I don’t know why anybody would send for a dead man, he told her.

He had to fight her and he had to do it without hurting her. He could have killed Bradshaws, fathers and brothers, all day long like ducks popping up in a shooting gallery but he could not hurt her. He held her finally back to his chest and the soapy smell of her hair in his face and clamped in arms that would not constrain her urgency.

If you do you’ll have to kill me too, she finally said, and he knew that she was telling him the truth.

Did I ever hurt you? he asked.

You hurt me ever breath I draw, she told him.
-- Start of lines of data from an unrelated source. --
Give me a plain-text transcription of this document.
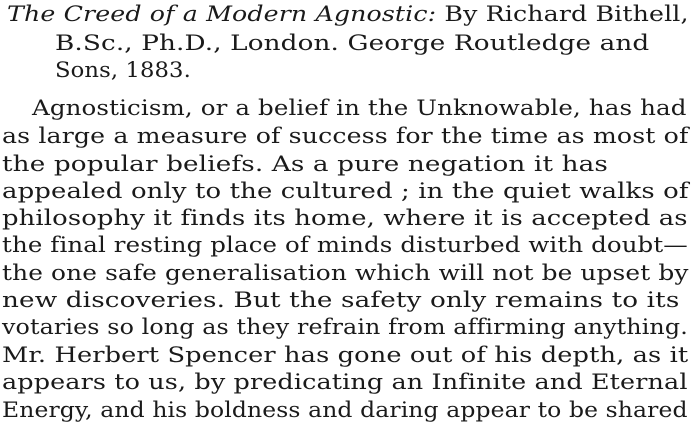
The Creed of a Modern Agnostic: By Richard Bithell,
B.Sc., Ph.D., London. George Routledge and
Sons, 1883.
Agnosticism, or a belief in the Unknowable, has had
as large a measure of success for the time as most of
the popular beliefs. As a pure negation it has
appealed only to the cultured ; in the quiet walks of
philosophy it finds its home, where it is accepted as
the final resting place of minds disturbed with doubt—
the one safe generalisation which will not be upset by
new discoveries. But the safety only remains to its
votaries so long as they refrain from affirming anything.
Mr. Herbert Spencer has gone out of his depth, as it
appears to us, by predicating an Infinite and Eternal
Energy, and his boldness and daring appear to be shared
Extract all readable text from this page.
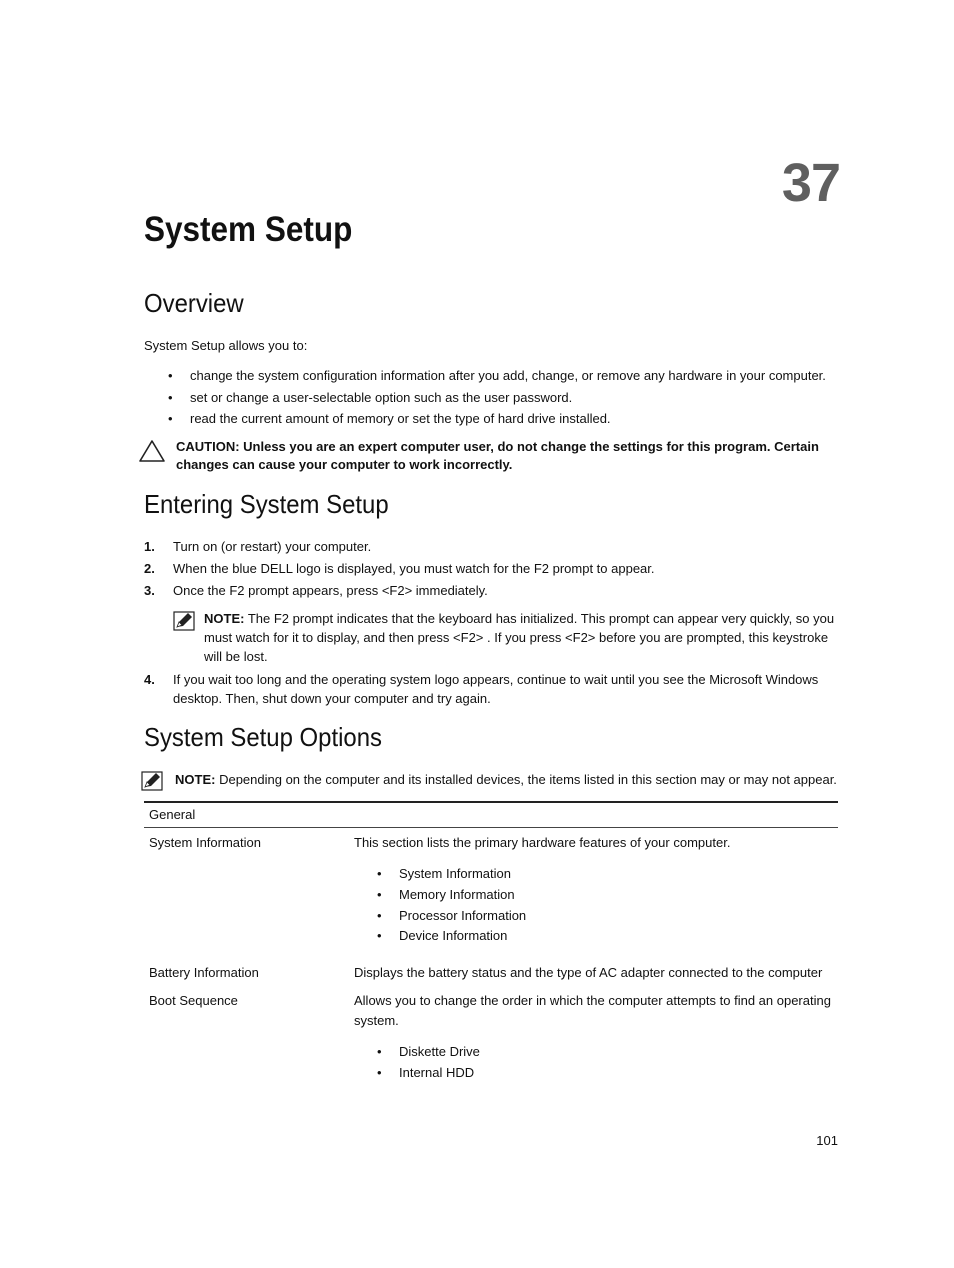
37
System Setup
Overview
System Setup allows you to:
• change the system configuration information after you add, change, or remove any hardware in your computer.
• set or change a user-selectable option such as the user password.
• read the current amount of memory or set the type of hard drive installed.
CAUTION: Unless you are an expert computer user, do not change the settings for this program. Certain changes can cause your computer to work incorrectly.
Entering System Setup
1. Turn on (or restart) your computer.
2. When the blue DELL logo is displayed, you must watch for the F2 prompt to appear.
3. Once the F2 prompt appears, press <F2> immediately.
NOTE: The F2 prompt indicates that the keyboard has initialized. This prompt can appear very quickly, so you must watch for it to display, and then press <F2> . If you press <F2> before you are prompted, this keystroke will be lost.
4. If you wait too long and the operating system logo appears, continue to wait until you see the Microsoft Windows desktop. Then, shut down your computer and try again.
System Setup Options
NOTE: Depending on the computer and its installed devices, the items listed in this section may or may not appear.
General
System Information	This section lists the primary hardware features of your computer.
• System Information
• Memory Information
• Processor Information
• Device Information
Battery Information	Displays the battery status and the type of AC adapter connected to the computer
Boot Sequence	Allows you to change the order in which the computer attempts to find an operating system.
• Diskette Drive
• Internal HDD
101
He laid the pistol aside and watched the door close behind her and watched her climb aboard the wagon and watched the old man speak not to her but to the mules, popping the lines and turning the wagon into the dusty roadbed, watched the wagon diminish into the white dust until there was nothing to see but dust settling, and watching even that.

You hurt me ever breath I draw.

The house was so silent it gave off a faint humming, like a banjo string turned relentlessly toward the breaking point. Madness and self-loathing hung over him like a plague, violence moved in him like another sinister self moving under his skin, trying to adjust itself to the shape of Bloodworth’s body or adjust the body to itself.

All right, he thought, if they can’t quit tolling her off I will kill them all. If she can’t quit going when they toll her I’ll kill her too. I’ll stretch out Bradshaws till they hold each other up like trees felled in a thick woods, Bradshaws hung up in each other’s tops. They ain’t quit makin shells. They ain’t quit makin caskets. I’ll stretch out Bradshaws from the biggest to the least, till they have to import caskets out of other states, till they run dry on that and bury them without caskets, till they finally throw up their hands and let em lay where they fall.

When did you quit?

What? Quit what?

Quit making whiskey.

Oh Lord, I never quit. Well, I guess I’ve quit now. I quit a thousand times. I’d quit when anything else come along. One time I got a shot at makin some records. Another time I’d make a cotton crop and do all right with that. A few times I got caught. You’ll damn sure quit when they send you to the penitentiary. A few times I quit to get Julia to come back.